Edit: Is there another motor driver that I should try as an alternative to the Motor Sheild that you recommend?

Here is the rough schamatic of how I have the encoder wired in, I included the motor power.

Thanks for posting the wiring diagram. It looks fine.

You can use the Arduino Encoder library to read the shaft speed and shaft position relative to startup.

To run the motor at a certain speed, regardless of load, most people use PID motor control.

The Arduino Motor Shield Rev3 uses the ancient L298 motor driver IC, which can handle only 1 Ampere per channel and is very inefficient. If your motor draws more current than that, a modern motor driver, like those from Pololu, would be a better choice.

Hi, thanks for checking that out for me! Upon further tinkering it turns out the encoder I was trying to use wasn't any good. Swapped it out for the same kind and it's working. I was able to read the feedback from it in the serial monitor.
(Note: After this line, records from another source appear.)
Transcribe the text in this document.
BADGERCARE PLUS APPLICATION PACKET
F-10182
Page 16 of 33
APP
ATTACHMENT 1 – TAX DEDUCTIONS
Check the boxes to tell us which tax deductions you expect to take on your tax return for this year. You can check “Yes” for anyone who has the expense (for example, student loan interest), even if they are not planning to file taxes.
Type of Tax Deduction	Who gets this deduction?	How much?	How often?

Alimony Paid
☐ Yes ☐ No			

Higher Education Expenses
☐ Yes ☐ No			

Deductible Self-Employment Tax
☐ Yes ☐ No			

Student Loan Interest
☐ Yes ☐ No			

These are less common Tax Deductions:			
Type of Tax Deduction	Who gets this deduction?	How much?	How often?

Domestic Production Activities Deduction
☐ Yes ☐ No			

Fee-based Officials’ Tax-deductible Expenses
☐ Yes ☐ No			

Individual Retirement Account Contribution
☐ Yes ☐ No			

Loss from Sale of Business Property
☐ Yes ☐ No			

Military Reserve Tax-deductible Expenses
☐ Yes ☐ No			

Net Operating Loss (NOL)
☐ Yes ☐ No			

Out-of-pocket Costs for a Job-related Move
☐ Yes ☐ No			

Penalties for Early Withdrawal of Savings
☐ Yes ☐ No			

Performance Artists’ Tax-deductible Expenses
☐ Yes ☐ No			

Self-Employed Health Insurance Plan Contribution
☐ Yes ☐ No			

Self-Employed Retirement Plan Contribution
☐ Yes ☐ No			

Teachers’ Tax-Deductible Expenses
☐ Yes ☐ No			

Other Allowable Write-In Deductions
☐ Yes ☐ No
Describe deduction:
I also imported the Encoder library.

Got it on the PID motor controls, I was thinking about using the line "analogWrite(pwmPin, 120". That seemed to work not sure if it will work for my application with the next level of coding needed.

The motor right now is running at the speed I'd like and it's drawing well below 1 Ampere, so that should be ok for now. I also only need 1 motor for this project. But I will certainty investigate the Pololu drives if I run into any issues.

Next step is to integrate the motor output with the encoder for control of the movement direction. I was thinking if then statements to reflect the status of both encoder input channels. Thoughts?

Thanks again for all the guidance,

Patrick

Next step is to integrate the motor output with the encoder for control of the movement direction. I was thinking if then statements to reflect the status of both encoder input channels

Sorry, I have no idea what you mean by that. The motor driver controls the direction of rotation, depending on how your code sets the motor driver inputs.

What information are you expecting to get from the encoder, and how do you plan to use that?

My apologies, the end result of the project is to be able to use the encoder pot to adjust the direction the motor is moving, to move an arm up and down at a fixed speed. So, from my understanding the code is responsible for change the polarity to allow the motor to run in the opposite direction?

What is that?

The motor driver determines the direction of motor rotation, unless you force the motor shaft to turn backwards by some other means, which will destroy the motor and possibly the driver.

We seem to have trouble communicating. Given a motor driver, a motor and motor power supply, the first step is to learn the Arduino code to control the motor speed and direction of rotation. Forget the encoder for the time being.